Una Iglesia pobre para los pobres. Este fue el llamado del papa Francisco al comienzo de su pontificado hace ya más de nueve años. Los pobres, en el centro, tal y como le reivindicó momentos antes de salir al balcón de San Pedro el cardenal Cláudio Hummes. La Iglesia en América Latina y el Caribe tiene claro que hoy sigue siendo necesario ahondar en la opción preferencial por los pobres, para que esta no se quede en mera teoría o en una solidaridad que dure lo mismo que el gas de una Coca-Cola. La opción preferencial por los pobres debe impulsarnos, como discípulos misioneros, a buscar nuevos caminos para responder a todas las pobrezas.
No es extraño que en el Documento de Aparecida, del que se cumplen 15 años, se cite a los pobres en más de 100 ocasiones; tampoco que la Asamblea Eclesial tenga entre sus desafíos pastorales “escuchar el clamor de los pobres, excluidos y descartados”.
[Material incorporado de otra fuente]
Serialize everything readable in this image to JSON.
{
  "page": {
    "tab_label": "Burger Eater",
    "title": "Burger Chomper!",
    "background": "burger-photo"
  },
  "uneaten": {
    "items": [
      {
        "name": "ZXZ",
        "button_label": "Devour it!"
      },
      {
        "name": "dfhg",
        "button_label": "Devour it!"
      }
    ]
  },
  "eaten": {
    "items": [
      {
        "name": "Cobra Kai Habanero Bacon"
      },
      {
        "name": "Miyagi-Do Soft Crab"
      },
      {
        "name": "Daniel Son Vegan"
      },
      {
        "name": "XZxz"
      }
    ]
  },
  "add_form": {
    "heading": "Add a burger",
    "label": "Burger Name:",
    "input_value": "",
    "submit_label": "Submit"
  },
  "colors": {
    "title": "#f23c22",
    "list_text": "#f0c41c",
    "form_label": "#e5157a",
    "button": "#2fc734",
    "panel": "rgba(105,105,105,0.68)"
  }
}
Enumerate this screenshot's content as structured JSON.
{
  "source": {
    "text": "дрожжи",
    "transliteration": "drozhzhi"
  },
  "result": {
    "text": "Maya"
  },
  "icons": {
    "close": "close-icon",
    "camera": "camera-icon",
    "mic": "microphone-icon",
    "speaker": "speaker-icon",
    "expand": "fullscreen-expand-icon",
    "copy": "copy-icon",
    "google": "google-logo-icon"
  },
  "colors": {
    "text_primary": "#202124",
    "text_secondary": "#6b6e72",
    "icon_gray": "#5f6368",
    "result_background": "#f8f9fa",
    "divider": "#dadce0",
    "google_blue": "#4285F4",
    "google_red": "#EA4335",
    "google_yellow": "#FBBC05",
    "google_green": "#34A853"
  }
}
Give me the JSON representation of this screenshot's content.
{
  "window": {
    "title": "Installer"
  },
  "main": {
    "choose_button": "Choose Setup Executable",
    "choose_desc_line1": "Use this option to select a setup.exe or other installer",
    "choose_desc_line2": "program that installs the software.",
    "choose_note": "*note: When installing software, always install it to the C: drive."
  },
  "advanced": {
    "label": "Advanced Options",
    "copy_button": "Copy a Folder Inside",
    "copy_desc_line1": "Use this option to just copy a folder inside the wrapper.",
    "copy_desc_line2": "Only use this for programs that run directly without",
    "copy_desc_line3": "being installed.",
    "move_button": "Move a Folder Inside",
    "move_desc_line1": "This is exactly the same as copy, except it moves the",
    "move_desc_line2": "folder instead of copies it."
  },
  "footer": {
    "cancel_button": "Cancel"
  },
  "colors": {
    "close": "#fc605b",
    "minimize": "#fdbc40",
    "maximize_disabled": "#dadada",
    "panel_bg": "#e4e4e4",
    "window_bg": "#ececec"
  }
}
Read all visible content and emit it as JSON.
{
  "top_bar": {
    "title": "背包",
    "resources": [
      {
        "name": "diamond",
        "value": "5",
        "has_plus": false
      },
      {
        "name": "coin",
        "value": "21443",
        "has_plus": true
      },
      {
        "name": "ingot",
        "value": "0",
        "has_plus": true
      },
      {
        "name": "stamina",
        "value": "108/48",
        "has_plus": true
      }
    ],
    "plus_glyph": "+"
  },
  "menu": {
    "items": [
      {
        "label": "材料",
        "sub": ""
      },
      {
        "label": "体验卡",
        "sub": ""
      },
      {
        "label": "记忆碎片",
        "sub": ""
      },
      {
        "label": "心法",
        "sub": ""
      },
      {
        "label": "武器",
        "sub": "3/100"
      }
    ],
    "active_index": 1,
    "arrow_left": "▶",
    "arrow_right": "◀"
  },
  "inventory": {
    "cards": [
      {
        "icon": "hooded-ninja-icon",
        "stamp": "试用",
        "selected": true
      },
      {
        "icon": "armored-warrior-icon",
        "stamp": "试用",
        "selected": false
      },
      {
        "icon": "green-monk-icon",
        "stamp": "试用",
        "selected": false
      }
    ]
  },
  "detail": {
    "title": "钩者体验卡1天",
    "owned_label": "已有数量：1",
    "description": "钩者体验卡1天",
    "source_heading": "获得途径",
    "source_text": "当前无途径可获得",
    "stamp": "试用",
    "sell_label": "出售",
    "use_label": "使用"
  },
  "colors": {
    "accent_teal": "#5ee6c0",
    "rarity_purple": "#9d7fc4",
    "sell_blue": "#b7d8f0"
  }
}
La pandemia del COVID no ha hecho más que aumentar las desigualdades que marcan, tristemente, al continente y que mantienen en situación de pobreza a millones de personas. Por eso, la Iglesia tiene no solo la misión de ser anuncio, sino también denuncia como abogada de la justicia y de los pobres que es, además de ser también su casa. Como cristianos, no podemos ser ajenos a los sufrimientos de los más vulnerables, que muchas veces son pobrezas escondidas, ya que esta no tiene un solo rostro y hoy también debemos poner el foco en los migrantes y refugiados, las víctimas de la violencia, las víctimas de la trata, la soledad de los ancianos, los niños explotados o los indígenas y afroamericanos.
En la Iglesia que seguimos construyendo como Pueblo de Dios no podemos dejar al margen la promoción integral de los más vulnerables, pues solo con ellos podemos ser un continente de esperanza.